如何划分？将对象按其生命周期的不同划分成：年轻代(Young Generation)、年老代(Old Generation)、持久代(Permanent Generation)。其中持久代主要存放的是类信息，所以与java对象的回收关系不大，与回收息息相关的是年轻代和年老代。这里有个比喻很形象

“假设你是一个普通的 Java 对象，你出生在 Eden 区，在 Eden 区有许多和你差不多的小兄弟、小姐妹，可以把 Eden 区当成幼儿园，在这个幼儿园里大家玩了很长时间。Eden 区不能无休止地放你们在里面，所以当年纪稍大，你就要被送到学校去上学，这里假设从小学到高中都称为 Survivor 区。开始的时候你在 Survivor 区里面划分出来的的“From”区，读到高年级了，就进了 Survivor 区的“To”区，中间由于学习成绩不稳定，还经常来回折腾。直到你 18 岁的时候，高中毕业了，该去社会上闯闯了。于是你就去了年老代，年老代里面人也很多。在年老代里，你生活了 20 年 (每次 GC 加一岁)，最后寿终正寝，被 GC 回收。有一点没有提，你在年老代遇到了一个同学，他的名字叫爱德华 (慕光之城里的帅哥吸血鬼)，他以及他的家族永远不会死，那么他们就生活在永生代。”

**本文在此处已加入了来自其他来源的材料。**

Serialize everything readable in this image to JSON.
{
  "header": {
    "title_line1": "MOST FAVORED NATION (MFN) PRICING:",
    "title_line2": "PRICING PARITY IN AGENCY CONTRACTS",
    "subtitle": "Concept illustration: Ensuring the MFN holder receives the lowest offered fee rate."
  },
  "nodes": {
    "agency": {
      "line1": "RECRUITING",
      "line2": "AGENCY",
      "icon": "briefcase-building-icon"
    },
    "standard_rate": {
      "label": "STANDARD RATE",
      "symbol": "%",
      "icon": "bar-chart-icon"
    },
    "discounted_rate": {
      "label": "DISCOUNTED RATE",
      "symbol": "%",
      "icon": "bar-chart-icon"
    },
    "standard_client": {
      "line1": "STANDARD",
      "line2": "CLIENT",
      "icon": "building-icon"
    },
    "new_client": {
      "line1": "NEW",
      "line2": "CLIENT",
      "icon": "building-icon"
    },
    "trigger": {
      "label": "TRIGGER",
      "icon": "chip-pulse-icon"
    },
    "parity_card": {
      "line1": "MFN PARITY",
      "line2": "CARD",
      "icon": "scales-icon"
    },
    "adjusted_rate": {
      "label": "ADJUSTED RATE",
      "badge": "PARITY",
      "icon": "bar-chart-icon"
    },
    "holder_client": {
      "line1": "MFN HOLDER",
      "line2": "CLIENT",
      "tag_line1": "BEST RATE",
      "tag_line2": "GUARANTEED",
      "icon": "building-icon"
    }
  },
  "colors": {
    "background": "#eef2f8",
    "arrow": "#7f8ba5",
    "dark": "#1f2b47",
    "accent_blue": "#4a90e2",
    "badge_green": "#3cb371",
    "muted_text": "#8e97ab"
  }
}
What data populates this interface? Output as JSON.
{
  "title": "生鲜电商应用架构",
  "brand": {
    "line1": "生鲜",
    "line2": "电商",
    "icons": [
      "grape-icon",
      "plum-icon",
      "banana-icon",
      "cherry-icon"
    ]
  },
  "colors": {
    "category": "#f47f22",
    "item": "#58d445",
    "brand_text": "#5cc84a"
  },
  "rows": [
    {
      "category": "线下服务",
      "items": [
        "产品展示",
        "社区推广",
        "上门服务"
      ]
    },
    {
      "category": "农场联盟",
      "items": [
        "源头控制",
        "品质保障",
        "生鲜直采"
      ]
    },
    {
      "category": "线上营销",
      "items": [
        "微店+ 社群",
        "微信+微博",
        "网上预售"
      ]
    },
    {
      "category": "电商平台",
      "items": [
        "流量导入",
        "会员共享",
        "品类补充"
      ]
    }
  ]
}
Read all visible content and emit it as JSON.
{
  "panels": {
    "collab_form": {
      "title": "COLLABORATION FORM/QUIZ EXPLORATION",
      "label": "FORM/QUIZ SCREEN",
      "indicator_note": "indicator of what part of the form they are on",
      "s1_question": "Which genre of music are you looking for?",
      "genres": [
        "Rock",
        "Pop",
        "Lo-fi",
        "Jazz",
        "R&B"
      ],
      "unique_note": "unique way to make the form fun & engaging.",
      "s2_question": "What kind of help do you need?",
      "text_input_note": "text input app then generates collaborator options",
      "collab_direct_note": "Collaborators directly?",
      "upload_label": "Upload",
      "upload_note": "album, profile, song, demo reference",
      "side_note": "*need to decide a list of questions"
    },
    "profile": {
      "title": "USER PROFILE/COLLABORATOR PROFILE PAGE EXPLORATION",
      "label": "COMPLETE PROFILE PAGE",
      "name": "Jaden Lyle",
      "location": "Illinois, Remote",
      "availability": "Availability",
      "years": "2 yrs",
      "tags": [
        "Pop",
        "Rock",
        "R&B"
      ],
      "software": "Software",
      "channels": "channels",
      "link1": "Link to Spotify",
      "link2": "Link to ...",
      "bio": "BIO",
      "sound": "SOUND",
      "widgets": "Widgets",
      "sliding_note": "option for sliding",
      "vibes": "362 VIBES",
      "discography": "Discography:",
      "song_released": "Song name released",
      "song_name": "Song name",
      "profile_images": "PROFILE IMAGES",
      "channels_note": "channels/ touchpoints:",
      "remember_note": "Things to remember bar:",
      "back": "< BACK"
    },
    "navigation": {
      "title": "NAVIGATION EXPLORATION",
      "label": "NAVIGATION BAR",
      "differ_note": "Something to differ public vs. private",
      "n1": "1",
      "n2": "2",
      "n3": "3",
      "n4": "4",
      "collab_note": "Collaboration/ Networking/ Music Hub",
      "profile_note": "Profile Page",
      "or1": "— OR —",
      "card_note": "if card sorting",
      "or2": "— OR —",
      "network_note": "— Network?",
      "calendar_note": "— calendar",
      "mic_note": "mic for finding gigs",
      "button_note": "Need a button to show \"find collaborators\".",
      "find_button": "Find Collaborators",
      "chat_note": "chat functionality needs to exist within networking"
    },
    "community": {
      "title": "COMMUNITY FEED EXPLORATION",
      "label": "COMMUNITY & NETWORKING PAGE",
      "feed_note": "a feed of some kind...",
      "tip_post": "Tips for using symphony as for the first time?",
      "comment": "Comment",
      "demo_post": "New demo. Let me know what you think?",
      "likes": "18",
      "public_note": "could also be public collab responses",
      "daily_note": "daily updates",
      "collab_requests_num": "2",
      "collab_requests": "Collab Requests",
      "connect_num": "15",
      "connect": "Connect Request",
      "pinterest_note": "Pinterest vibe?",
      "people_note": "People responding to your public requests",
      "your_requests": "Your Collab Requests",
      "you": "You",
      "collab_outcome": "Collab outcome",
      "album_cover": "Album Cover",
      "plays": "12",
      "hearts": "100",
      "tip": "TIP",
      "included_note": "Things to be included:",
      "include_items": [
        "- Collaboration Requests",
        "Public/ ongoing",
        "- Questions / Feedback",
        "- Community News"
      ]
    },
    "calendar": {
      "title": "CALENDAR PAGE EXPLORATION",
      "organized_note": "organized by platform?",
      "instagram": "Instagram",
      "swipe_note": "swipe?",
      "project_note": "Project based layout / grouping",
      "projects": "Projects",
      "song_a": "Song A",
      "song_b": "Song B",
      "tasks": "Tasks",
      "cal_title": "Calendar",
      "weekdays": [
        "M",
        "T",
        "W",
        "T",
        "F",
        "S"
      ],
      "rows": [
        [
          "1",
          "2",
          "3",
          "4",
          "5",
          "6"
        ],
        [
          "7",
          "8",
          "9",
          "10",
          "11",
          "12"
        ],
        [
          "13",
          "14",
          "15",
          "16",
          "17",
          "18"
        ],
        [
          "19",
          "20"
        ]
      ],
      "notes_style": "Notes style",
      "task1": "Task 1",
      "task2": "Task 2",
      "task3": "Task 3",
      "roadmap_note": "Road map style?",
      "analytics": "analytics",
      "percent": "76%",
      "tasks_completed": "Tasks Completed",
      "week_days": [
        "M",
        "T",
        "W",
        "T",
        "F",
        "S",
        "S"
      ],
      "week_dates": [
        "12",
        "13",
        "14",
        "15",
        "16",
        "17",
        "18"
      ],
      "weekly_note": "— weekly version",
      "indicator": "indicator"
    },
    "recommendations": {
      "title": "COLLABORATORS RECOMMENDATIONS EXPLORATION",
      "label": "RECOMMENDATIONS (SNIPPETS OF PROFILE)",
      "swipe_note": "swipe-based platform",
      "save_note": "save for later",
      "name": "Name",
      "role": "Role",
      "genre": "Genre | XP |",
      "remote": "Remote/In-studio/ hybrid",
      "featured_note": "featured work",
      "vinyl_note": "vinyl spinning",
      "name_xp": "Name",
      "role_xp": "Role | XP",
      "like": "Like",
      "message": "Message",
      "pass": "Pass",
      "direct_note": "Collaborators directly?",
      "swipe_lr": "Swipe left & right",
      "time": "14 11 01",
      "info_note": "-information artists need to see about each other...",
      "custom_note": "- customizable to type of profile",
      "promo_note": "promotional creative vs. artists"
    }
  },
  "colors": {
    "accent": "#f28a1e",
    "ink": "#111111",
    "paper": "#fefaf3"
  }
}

具体区域可以通过VisualVM中的VisaulGC插件查看，如图（openjdk 1.7）：

年轻代：是所有新对象产生的地方。年轻代被分为3个部分——Enden区和两个Survivor区（From和to）当Eden区被对象填满时，就会执行Minor GC。并把所有存活下来的对象转移到其中一个survivor区（假设为from区）。Minor GC同样会检查存活下来的对象，并把它们转移到另一个survivor区（假设为to区）。这样在一段时间内，总会有一个空的survivor区。经过多次GC周期后，仍然存活下来的对象会被转移到年老代内存空间。通常这是在年轻代有资格提升到年老代前通过设定年龄阈值来完成的。需要注意，Survivor的两个区是对称的，没先后关系，from和to是相对的。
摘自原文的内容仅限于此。